Lawyers for Mr. Counterman argued that the law violated the First Amendment because it did not require proof that he intended to cause the distress.

“The idea that one could commit a ‘speech crime’ accidentally is horrifying,” they wrote in it a letter from the Supreme Court. “Jailing someone for negligently misjudging how others would interpret the speaker’s words would erode the breathing space that ensures the free exchange of ideas.”

State attorneys responded that it was enough to look at the words in question, how they were conveyed and the response they elicited. The subjective intent of the speaker, they said, does not matter.

Justice Kagan analyzed the question by examining how the Supreme Court had dealt with other categories of unprotected speech, particularly libel. Noting that public figures must show at least a reckless disregard for the truth — meaning they must be subjectively aware of probable falsity — to prevail in defamation cases, she said something similar was required in true threat prosecutions.

In the context of threats, she wrote, citing an earlier opinion, recklessness means “that a speaker is aware ‘that others might perceive his statements as ‘threatening violence’ and ‘deliver them anyway’.”

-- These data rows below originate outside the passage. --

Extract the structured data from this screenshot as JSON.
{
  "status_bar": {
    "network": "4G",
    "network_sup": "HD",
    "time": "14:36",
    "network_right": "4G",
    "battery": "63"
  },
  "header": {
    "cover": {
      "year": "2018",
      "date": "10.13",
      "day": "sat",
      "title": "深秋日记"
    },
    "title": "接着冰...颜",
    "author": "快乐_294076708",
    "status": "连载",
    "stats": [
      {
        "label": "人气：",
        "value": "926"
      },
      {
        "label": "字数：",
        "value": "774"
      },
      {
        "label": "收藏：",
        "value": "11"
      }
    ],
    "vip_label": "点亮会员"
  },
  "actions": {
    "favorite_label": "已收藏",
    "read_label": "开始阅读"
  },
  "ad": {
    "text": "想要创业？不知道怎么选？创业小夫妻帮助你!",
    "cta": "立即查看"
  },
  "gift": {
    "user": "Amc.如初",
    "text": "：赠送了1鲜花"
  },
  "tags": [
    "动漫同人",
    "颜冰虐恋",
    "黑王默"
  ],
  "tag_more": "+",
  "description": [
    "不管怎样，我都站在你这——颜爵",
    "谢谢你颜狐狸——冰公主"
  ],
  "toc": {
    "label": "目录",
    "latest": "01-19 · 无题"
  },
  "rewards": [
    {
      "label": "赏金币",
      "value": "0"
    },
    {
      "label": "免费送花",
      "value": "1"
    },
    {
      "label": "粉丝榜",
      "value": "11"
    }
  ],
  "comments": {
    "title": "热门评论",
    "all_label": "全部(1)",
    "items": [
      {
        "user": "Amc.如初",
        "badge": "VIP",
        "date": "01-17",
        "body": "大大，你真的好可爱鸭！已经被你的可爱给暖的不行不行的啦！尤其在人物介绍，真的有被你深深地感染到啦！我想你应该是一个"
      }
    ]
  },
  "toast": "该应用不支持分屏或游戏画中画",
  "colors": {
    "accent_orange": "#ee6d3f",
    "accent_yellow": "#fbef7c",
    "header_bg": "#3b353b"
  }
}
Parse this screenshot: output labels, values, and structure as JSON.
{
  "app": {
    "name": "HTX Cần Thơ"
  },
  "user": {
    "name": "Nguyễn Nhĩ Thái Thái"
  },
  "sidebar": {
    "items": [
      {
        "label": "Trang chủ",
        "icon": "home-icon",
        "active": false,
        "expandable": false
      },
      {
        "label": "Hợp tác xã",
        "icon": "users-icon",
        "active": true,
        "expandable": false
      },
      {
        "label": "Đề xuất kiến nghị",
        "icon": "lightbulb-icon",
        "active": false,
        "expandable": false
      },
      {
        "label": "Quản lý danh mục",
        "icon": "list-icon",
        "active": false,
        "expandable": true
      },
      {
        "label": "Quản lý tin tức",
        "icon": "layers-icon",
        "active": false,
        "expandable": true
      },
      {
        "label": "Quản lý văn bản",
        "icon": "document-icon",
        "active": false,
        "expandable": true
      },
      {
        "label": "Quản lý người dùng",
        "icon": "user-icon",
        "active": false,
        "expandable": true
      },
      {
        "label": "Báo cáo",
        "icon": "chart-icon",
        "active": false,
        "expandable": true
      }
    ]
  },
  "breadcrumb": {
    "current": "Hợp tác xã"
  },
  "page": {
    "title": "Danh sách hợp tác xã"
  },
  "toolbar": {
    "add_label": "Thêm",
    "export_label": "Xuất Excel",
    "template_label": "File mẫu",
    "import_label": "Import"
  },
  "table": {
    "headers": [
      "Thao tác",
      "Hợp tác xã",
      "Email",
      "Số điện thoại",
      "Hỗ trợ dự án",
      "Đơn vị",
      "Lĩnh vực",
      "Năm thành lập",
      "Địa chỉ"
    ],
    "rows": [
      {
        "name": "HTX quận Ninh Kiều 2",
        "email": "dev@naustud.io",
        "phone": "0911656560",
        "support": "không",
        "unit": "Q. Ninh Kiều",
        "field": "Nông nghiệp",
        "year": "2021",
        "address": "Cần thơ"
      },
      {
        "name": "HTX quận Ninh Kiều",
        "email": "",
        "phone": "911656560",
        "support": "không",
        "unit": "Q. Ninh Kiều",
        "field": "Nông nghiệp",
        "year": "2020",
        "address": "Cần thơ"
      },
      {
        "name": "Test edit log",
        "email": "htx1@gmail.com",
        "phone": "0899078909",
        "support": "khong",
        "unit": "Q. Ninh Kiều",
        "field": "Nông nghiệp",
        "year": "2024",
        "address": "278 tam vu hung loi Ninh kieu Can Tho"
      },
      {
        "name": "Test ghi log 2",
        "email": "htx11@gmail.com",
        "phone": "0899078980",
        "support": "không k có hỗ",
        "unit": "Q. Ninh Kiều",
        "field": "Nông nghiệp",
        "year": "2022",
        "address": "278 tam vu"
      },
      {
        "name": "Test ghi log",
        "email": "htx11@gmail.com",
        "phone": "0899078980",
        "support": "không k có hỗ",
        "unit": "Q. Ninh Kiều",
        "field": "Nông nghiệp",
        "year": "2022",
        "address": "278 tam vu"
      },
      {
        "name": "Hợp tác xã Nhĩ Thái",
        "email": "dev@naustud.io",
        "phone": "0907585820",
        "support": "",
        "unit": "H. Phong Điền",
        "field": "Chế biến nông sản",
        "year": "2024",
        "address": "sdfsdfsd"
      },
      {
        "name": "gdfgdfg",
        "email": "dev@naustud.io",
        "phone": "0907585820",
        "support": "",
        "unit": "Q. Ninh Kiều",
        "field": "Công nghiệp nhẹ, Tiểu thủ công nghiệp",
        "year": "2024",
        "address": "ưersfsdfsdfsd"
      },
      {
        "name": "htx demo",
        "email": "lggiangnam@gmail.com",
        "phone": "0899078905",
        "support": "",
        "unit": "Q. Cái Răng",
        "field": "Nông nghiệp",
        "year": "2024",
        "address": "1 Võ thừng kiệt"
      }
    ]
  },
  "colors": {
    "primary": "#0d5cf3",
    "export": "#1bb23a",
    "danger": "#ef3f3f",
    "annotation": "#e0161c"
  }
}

Chief Justice John G. Roberts Jr. and Justices Samuel A. Alito Jr., Brett M. Kavanaugh, and Ketanji Brown Jackson concurred with Judge Kagan’s opinion.

Judge Sonia Sotomayor, joined for the most part by Judge Neil M. Gorsuch, agreed with Judge Kagan’s bottom line, but for different reasons. She said she would analyze the case as stalking rather than threats.

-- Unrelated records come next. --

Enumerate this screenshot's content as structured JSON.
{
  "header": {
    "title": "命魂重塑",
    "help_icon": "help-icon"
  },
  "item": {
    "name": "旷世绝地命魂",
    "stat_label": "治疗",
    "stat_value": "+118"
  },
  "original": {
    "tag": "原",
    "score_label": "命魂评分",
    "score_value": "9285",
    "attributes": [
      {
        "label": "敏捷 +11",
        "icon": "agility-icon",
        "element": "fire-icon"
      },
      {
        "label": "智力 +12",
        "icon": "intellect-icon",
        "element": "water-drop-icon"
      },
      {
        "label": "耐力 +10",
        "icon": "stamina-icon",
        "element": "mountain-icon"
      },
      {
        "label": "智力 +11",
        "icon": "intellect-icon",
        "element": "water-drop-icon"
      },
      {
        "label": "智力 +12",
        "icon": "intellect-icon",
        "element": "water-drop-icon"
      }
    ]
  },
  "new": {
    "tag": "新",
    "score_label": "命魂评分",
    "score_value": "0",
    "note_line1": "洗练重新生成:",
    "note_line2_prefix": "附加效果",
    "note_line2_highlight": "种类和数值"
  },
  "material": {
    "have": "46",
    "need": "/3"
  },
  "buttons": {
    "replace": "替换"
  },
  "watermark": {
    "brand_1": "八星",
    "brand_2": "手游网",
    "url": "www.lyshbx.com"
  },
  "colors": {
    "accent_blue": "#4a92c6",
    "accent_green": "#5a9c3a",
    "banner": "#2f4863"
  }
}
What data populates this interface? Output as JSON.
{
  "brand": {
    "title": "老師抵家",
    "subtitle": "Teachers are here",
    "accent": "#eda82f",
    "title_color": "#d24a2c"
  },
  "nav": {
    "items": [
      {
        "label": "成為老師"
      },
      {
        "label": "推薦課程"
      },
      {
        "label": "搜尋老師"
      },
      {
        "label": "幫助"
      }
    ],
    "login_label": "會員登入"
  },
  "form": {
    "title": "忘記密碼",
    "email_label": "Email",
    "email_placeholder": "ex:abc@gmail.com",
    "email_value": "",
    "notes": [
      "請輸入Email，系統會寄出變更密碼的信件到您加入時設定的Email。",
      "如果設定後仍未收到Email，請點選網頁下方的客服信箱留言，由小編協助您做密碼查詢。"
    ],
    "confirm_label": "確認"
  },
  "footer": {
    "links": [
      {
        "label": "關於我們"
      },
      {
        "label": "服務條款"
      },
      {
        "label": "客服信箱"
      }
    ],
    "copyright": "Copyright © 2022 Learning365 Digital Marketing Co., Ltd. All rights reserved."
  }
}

Judge Clarence Thomas delivered a brief dissenting opinion reiterating his call for the New York Times v. Sullivan landmark 1964 libel case to be reconsidered.

“So it is unfortunate,” he wrote, “that the majority chooses not only to appeal prominently and uncritically to the New York Times, but to extend the flawed, policy-driven analysis of the First Amendment to real threats.” , a separate part of the jurisprudence of this court.”

In a second dissenting opinion, Judge Amy Coney Barrett, joined by Judge Thomas, wrote that an objective standard was sufficient when prosecuting genuine threats.

“It comes down to this,” she wrote, citing sentences from Judge Kagan’s opinion. “Counterman communicated real threats, which, ‘everyone agrees, are beyond the bounds of First Amendment protection.’ He knew what the words meant. Those threats caused the victim to fear for her life and “turned her daily existence upside down.” Nevertheless, the court concludes that Counterman can prevail on a First Amendment defense. Nothing in the Constitution enforces that result.”

The Supreme Court heard a similar case in 2014 involving a Pennsylvania man who was prosecuted for making threats on Facebook in the form of rap lyrics after his wife left him.

Chief Justice John G. Roberts Jr., writing for the majority when the case was decided in 2015, said prosecutors must do more than prove that reasonable people would consider statements to be threats. The defendant’s state of mind is important, the chief judge wrote, though he declined to say exactly where the legal line is drawn.

Judge Barrett suggested that Judge Kagan’s position in the new case, Counterman v. Colorado, No. 22-138, was unconscionable.

“The reality,” she wrote, “is that recklessness is not based on the law, but on a Goldilocks judgment: recklessness is not too much, not too little, but ‘just right’.”

Judge Kagan responded in a footnote saying she was not offended. “In law, as in life,” she wrote, “there are worse things than being ‘just right’.”